Finite part (Partie finie) of the mapping $x \mapsto \frac{1}{{{x^2}}}$ is a regular distribution defined by $$\left\langle {{\text{Pf}}\frac{1}{{{x^2}}},\varphi } \right\rangle = \mathop {\lim }\limits_{\varepsilon \to 0 + } \left( {\int_{ - \infty }^{ - \varepsilon } {\frac{{\varphi \left( x \right)}}{{{x^2}}}dx} + \int_\varepsilon ^{ + \infty } {\frac{{\varphi \left( x \right)}}{{{x^2}}}dx} - \frac{{2\varphi \left( 0 \right)}}{\varepsilon }} \right)$$
Principal value of the mapping $x \mapsto \frac{1}{x}$ is a regular distribution defined by
$$\left\langle {{\text{vp}}\frac{1}{x},\varphi } \right\rangle = \mathop {\lim }\limits_{\varepsilon \to 0 + } \left( {\int_{ - \infty }^{ - \varepsilon } {\frac{{\varphi \left( x \right)}}{x}dx} + \int_\varepsilon ^{ + \infty } {\frac{{\varphi \left( x \right)}}{x}dx} } \right)$$
I should prove that ${\left( {{\text{vp}}\frac{1}{x}} \right)^\prime } = {\text{Pf}}\frac{1}{{{x^2}}}$.

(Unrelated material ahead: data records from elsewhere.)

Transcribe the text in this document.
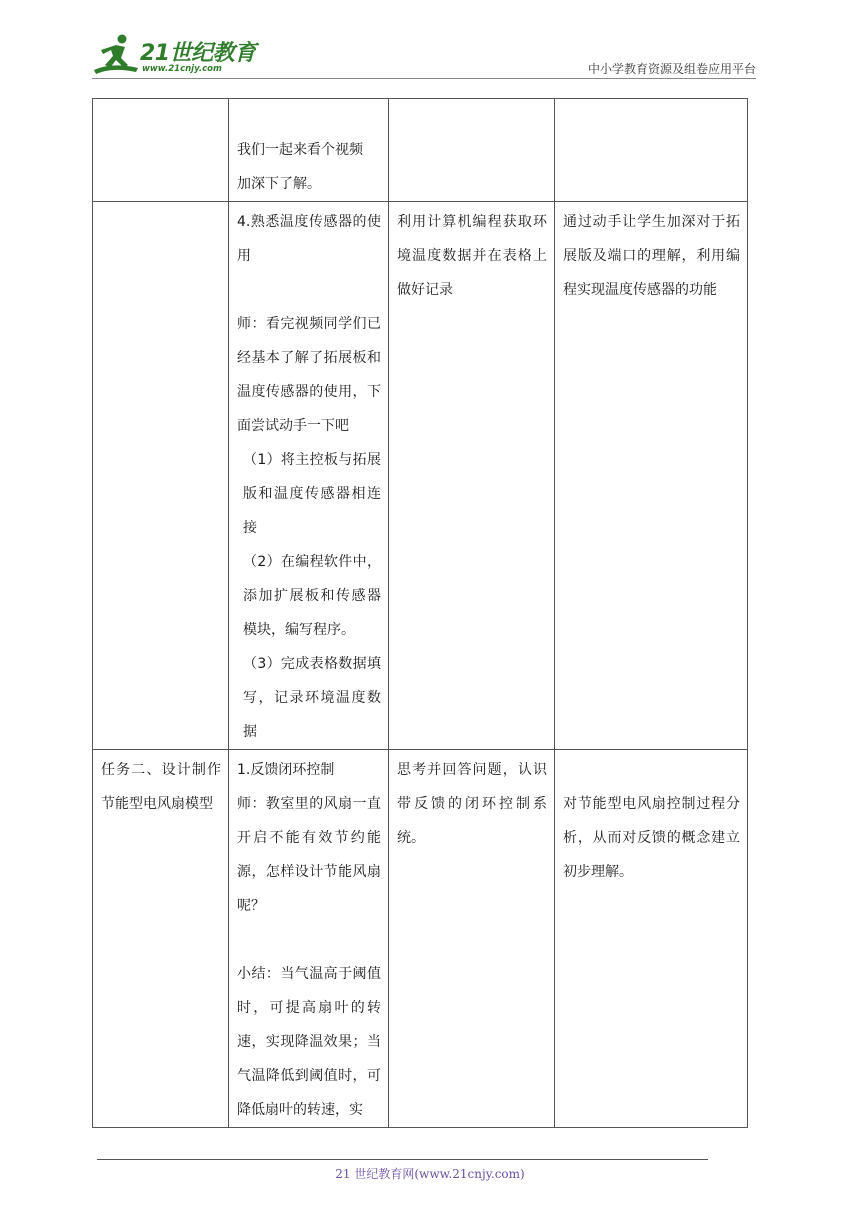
21世纪教育
www.21cnjy.com	中小学教育资源及组卷应用平台

	我们一起来看个视频
加深下了解。		

	4.熟悉温度传感器的使用
师：看完视频同学们已经基本了解了拓展板和温度传感器的使用，下面尝试动手一下吧
（1）将主控板与拓展版和温度传感器相连接
（2）在编程软件中，添加扩展板和传感器模块，编写程序。
（3）完成表格数据填写，记录环境温度数据	利用计算机编程获取环境温度数据并在表格上做好记录	通过动手让学生加深对于拓展版及端口的理解，利用编程实现温度传感器的功能

任务二、设计制作节能型电风扇模型	1.反馈闭环控制
师：教室里的风扇一直开启不能有效节约能源，怎样设计节能风扇呢？
小结：当气温高于阈值时，可提高扇叶的转速，实现降温效果；当气温降低到阈值时，可降低扇叶的转速，实	思考并回答问题，认识带反馈的闭环控制系统。	对节能型电风扇控制过程分析，从而对反馈的概念建立初步理解。
21 世纪教育网(www.21cnjy.com)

However, $$\int_{ - \infty }^{ - \varepsilon } {\frac{{\varphi \left( x \right)}}{{{x^2}}}dx} + \int_\varepsilon ^{ + \infty } {\frac{{\varphi \left( x \right)}}{{{x^2}}}dx} = \frac{{\varphi \left( { - \varepsilon } \right)}}{\varepsilon } + \int_{ - \infty }^{ - \varepsilon } {\frac{{\varphi '\left( x \right)}}{x}dx} + \frac{{\varphi \left( \varepsilon \right)}}{\varepsilon } + \int_\varepsilon ^{ + \infty } {\frac{{\varphi '\left( x \right)}}{x}dx} $$ so $$\left\langle {{\text{Pf}}\frac{1}{{{x^2}}},\varphi } \right\rangle = \mathop {\lim }\limits_{\varepsilon \to 0 + } \left( {\frac{{\varphi \left( { - \varepsilon } \right)}}{\varepsilon } + \int_{ - \infty }^{ - \varepsilon } {\frac{{\varphi '\left( x \right)}}{x}dx} + \frac{{\varphi \left( \varepsilon \right)}}{\varepsilon } + \int_\varepsilon ^{ + \infty } {\frac{{\varphi '\left( x \right)}}{x}dx} - \frac{{2\varphi \left( 0 \right)}}{\varepsilon }} \right) = $$ $$\mathop {\lim }\limits_{\varepsilon \to 0 + } \left( {\int_{ - \infty }^{ - \varepsilon } {\frac{{\varphi '\left( x \right)}}{x}dx} + \int_\varepsilon ^{ + \infty } {\frac{{\varphi '\left( x \right)}}{x}dx} } \right) + \mathop {\lim }\limits_{\varepsilon \to 0 + } \left( {\frac{{\varphi \left( { - \varepsilon } \right) + \varphi \left( \varepsilon \right) - 2\varphi \left( 0 \right)}}{\varepsilon }} \right)\mathop = \limits^{{\text{L'H}}} $$ $$\left\langle {{\text{vp}}\frac{1}{x},\varphi '} \right\rangle + \mathop {\lim }\limits_{\varepsilon \to 0 + } \left( { - \varphi '\left( { - \varepsilon } \right) + \varphi '\left( \varepsilon \right)} \right) = - \left\langle {{{\left( {{\text{vp}}\frac{1}{x}} \right)}^\prime },\varphi } \right\rangle = \left\langle { - {{\left( {{\text{vp}}\frac{1}{x}} \right)}^\prime },\varphi } \right\rangle $$ which implies ${\left( {{\text{pv}}\frac{1}{x}} \right)^\prime } = - {\text{Pf}}\frac{1}{{{x^2}}}$.
Did I make a mistake somewhere, or is the problem wrongly stated?
EDIT: Test functions are real valued on $\mathbb{R}$ ($\varphi \in \mathcal{D}\left( \mathbb{R} \right)$), so there's no conjugation.
Your computation is correct. Someone dropped the minus sign when stating the exercise. Remembering the calculus formula $(1/x)'=-1/x^2$ would help prevent that. The calculus formula doesn't prove the result for distributions, but it must be consistent with it in the sense that differentiation away from singularities is the same as classical derivative.